In literature in the United States, this span of time is known as the American Romantic Period, and the Indian was tailor made for it. With its emphasis on feeling, its interest in nature, its fascination with exoticism, mysticism and eroticism, and its preoccupation with the glorification of the past, American Romanticism found in the Indian a symbol in which all these concerns could be united. Prior to the nineteenth century, the prevalent image of the Indian has been that of an inferior being. The romantics imagined their Indian as dying.

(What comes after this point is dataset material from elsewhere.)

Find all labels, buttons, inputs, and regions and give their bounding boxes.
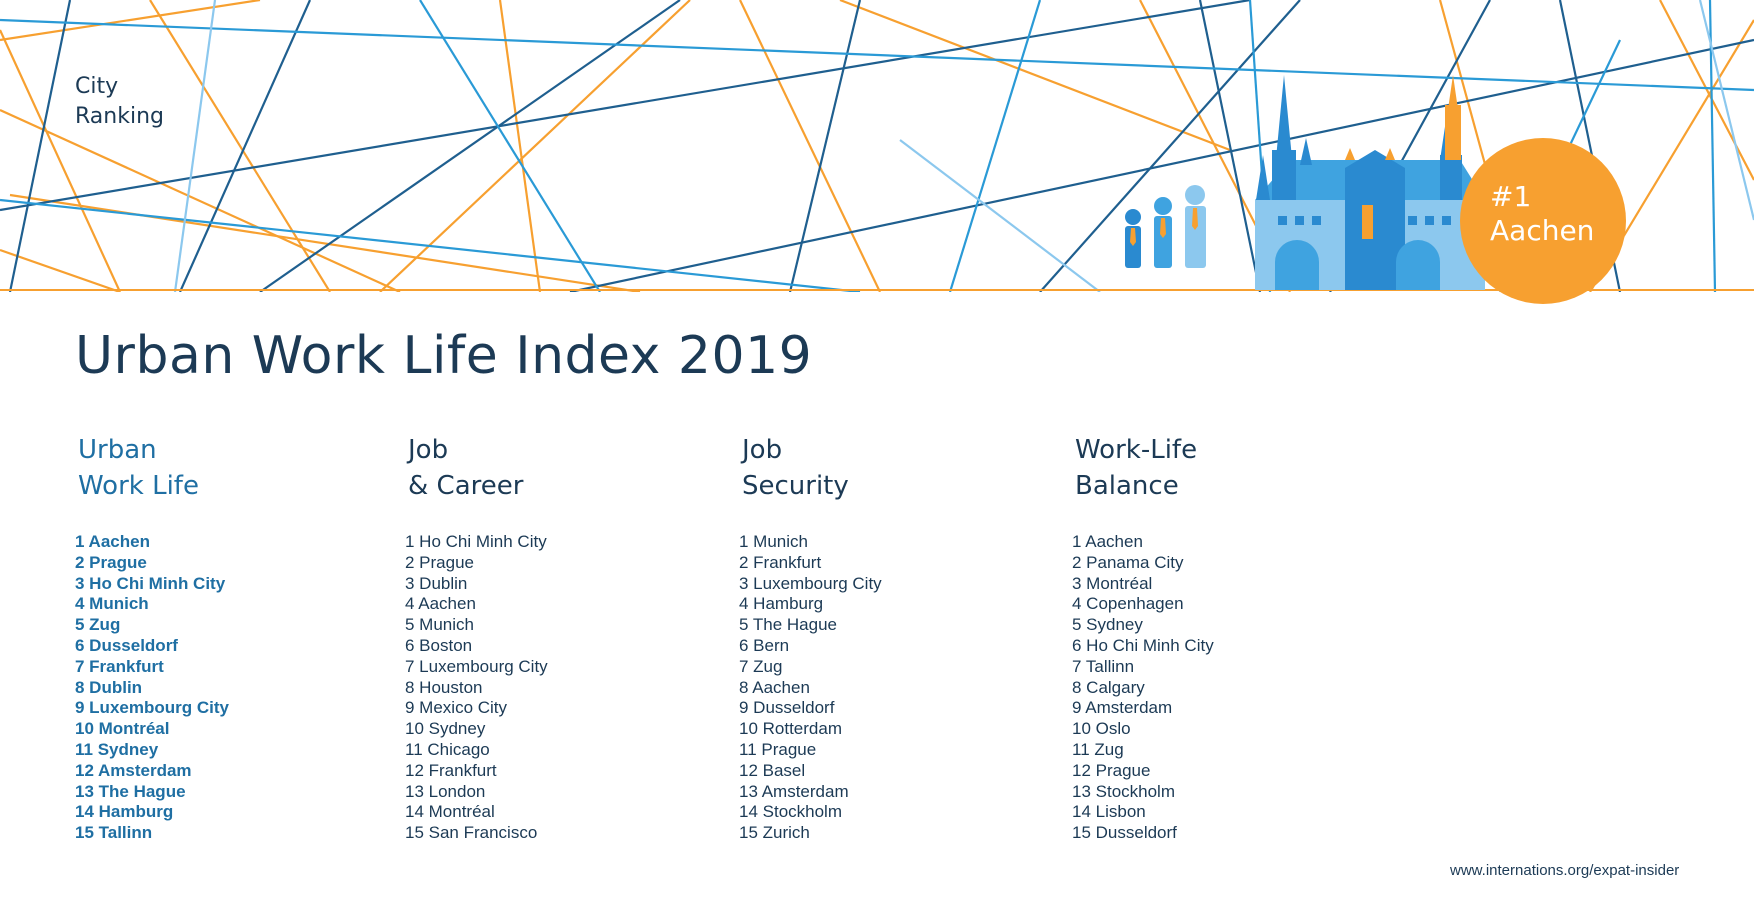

But in that dying, in that passing away, in that disappearing from the stage of human progress, there was also a sense of nobility.
I probably sound a little cranky – I don’t mean to. I know Curtis paid Indians to shave away any facial hair. I know he talked them into wearing wigs. I know that he would provide one tribe of Indians with clothing from another tribe because the clothing looked more “Indian.”
So his photographs would look authentic.
And while there is a part of me that would have preferred that Curtis had photographed his Indians as he found them, the men with crewcuts and moustaches, the women in cotton print dresses, I am grateful that we have his images at all. For the faces of the mothers and fathers, and aunts and uncles, the sisters and brothers who look at you from the depths of these photographs are not romantic allusions, they are real people.
Thomas King, The Truth About Stories: A Native Narrative. Massey Lecture Series 2003.